Why KVIE silenced itself
The secrecy surrounding this settlement benefits only one party here.
KVIE is spared the public humiliation of trying to explain to its faithful viewers what the heck it has been up to all these many months by going after CapRadio so aggressively in court. To agree to a settlement speaks volumes after KVIE tried to take Capital Public Radio’s tower by force.
It was a terrible look for a public television to behave as KVIE did. And now it looks terrible for a public television station to refuse public comment after it and CapRadio spent upward of a million dollars of public media funds on lawyers rather than programming.
By all outward appearances, this began as an attempt by KVIE and others to take over CapRadio at its most financially vulnerable moment. And when that failed, the subsequent strategy by the television station backfired so spectacularly that a full retreat, muzzling itself along the way, became the best of a bad set of options.
In September 2023, CapRadio found itself in a fiscal free fall when an audit by the California State University system (Sac State owns the station’s license) found a sea of red ink and a lot of dubious spending.
The station’s longtime support group, the Capital Public Radio Endowment, was involved in the fallout because it has long operated as a nonprofit separate from both station and the university. CSU headquarters wanted CapRadio and Sac State to work with organizations it controls and essentially wanted the endowment to disappear, its funds transferred to a university foundation.
That didn’t sit particularly well with the endowment’s long-time leadership. Instead of the university increasing its role in radio station affairs, the idea was hatched for KVIE to take over the radio station and its operating license in one form or another.
When things turned weird
As Desai detailed in February based on internal Endowment/KVIE emails, such a takeover was privately proposed to Sac State in the winter of 2024. But Sac State and CapRadio said no. And then things got really weird when KVIE refused to take “no” for answer.
Years ago, the tower land became a university-purchased asset held in title by the Endowment, a screwy relationship that might have made sense at one point but not any longer. Despite Sac State saying no, endowment and KVIE leadership continued to privately email each other about possible next steps. And then in March 2024, KVIE stunned the radio station and the university by announcing that the endowment had donated this tower land to the television station for free.
If KVIE and the endowment privately thought that this property transfer would force CapRadio into submission, they were sorely mistaken. CapRadio had its own surprise: a 1990 lease document that stated how the radio station owns the physical tower.

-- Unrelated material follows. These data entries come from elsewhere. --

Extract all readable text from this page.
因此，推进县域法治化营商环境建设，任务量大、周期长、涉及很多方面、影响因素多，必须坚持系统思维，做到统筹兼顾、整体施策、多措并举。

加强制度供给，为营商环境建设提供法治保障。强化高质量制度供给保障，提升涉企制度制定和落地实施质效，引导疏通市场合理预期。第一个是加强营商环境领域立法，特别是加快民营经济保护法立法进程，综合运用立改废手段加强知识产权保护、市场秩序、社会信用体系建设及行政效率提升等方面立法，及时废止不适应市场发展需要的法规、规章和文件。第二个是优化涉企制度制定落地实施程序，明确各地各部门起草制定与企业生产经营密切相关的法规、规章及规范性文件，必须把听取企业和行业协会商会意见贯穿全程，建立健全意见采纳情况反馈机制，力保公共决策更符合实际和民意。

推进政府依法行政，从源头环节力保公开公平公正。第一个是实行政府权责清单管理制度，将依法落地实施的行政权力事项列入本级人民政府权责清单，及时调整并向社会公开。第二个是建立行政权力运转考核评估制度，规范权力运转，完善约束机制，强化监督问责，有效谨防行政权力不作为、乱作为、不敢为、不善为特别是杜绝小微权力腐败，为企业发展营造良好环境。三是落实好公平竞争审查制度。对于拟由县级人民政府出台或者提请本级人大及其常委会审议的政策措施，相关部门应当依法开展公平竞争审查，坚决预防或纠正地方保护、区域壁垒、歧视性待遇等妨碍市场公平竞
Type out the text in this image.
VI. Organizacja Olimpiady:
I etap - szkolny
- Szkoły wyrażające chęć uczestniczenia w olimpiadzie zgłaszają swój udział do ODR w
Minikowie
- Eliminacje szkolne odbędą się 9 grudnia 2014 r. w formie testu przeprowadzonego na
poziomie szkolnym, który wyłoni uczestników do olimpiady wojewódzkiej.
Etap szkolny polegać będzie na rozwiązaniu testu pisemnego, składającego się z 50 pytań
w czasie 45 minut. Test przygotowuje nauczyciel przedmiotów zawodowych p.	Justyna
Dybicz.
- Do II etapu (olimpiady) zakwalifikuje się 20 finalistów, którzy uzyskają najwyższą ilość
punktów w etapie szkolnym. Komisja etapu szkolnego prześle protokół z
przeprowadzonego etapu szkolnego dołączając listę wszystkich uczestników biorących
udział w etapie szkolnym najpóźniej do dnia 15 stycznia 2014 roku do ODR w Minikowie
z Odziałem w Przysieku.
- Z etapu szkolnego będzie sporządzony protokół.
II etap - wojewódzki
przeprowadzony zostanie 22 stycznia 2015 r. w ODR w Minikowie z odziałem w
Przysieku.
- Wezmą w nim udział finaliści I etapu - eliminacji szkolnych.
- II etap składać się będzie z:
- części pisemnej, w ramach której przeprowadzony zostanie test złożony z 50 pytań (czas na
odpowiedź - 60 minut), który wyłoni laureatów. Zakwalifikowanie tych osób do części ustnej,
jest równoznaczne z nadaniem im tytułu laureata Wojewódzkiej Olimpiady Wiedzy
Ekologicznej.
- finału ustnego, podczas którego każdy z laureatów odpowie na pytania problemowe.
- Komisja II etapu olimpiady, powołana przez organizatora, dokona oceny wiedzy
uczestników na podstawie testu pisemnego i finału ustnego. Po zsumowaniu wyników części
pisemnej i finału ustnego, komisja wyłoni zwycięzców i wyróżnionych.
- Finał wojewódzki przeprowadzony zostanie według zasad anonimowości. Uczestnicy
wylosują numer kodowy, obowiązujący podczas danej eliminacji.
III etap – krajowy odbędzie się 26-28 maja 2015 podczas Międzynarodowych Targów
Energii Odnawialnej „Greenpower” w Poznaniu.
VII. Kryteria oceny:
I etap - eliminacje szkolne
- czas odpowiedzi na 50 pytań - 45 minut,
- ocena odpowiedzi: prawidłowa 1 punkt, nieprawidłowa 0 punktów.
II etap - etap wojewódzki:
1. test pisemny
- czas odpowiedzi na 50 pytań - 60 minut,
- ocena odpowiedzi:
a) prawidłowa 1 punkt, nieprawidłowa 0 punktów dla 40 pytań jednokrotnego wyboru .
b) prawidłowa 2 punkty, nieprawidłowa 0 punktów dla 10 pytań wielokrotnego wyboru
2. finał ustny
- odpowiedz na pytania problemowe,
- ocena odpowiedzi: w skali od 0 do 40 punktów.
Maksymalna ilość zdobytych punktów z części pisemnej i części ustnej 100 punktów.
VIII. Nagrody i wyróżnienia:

Ever since, for nearly two years, the public radio and television stations have been at odds over who owns the tower.
It was KVIE that first took the matter to court in 2024. “KVIE accepted the Endowment’s invitation to receive the property and associated liabilities in the vacuum left after the debacle of CSUS’s failure to competently govern CapRadio,” KVIE said.
The radio station, contrary to the dark picture KVIE painted in court, has been steadily recovering from its financial mess. Its listening public did not abandon CapRadio, and rallied for its survival instead. CapRadio, based on financial documents, actually now has more direct membership support than KVIE.
CapRadio has prominently displayed notice of the settlement on its website. KVIE has not. Instead, the KVIE website is enticing viewers to watch a trailer of yet another British period series, The Forsytes.
That and the self-imposed silence of KVIE, under long-time President/General Manager David Lowe and his missing-in-action Board of Directors, says it all.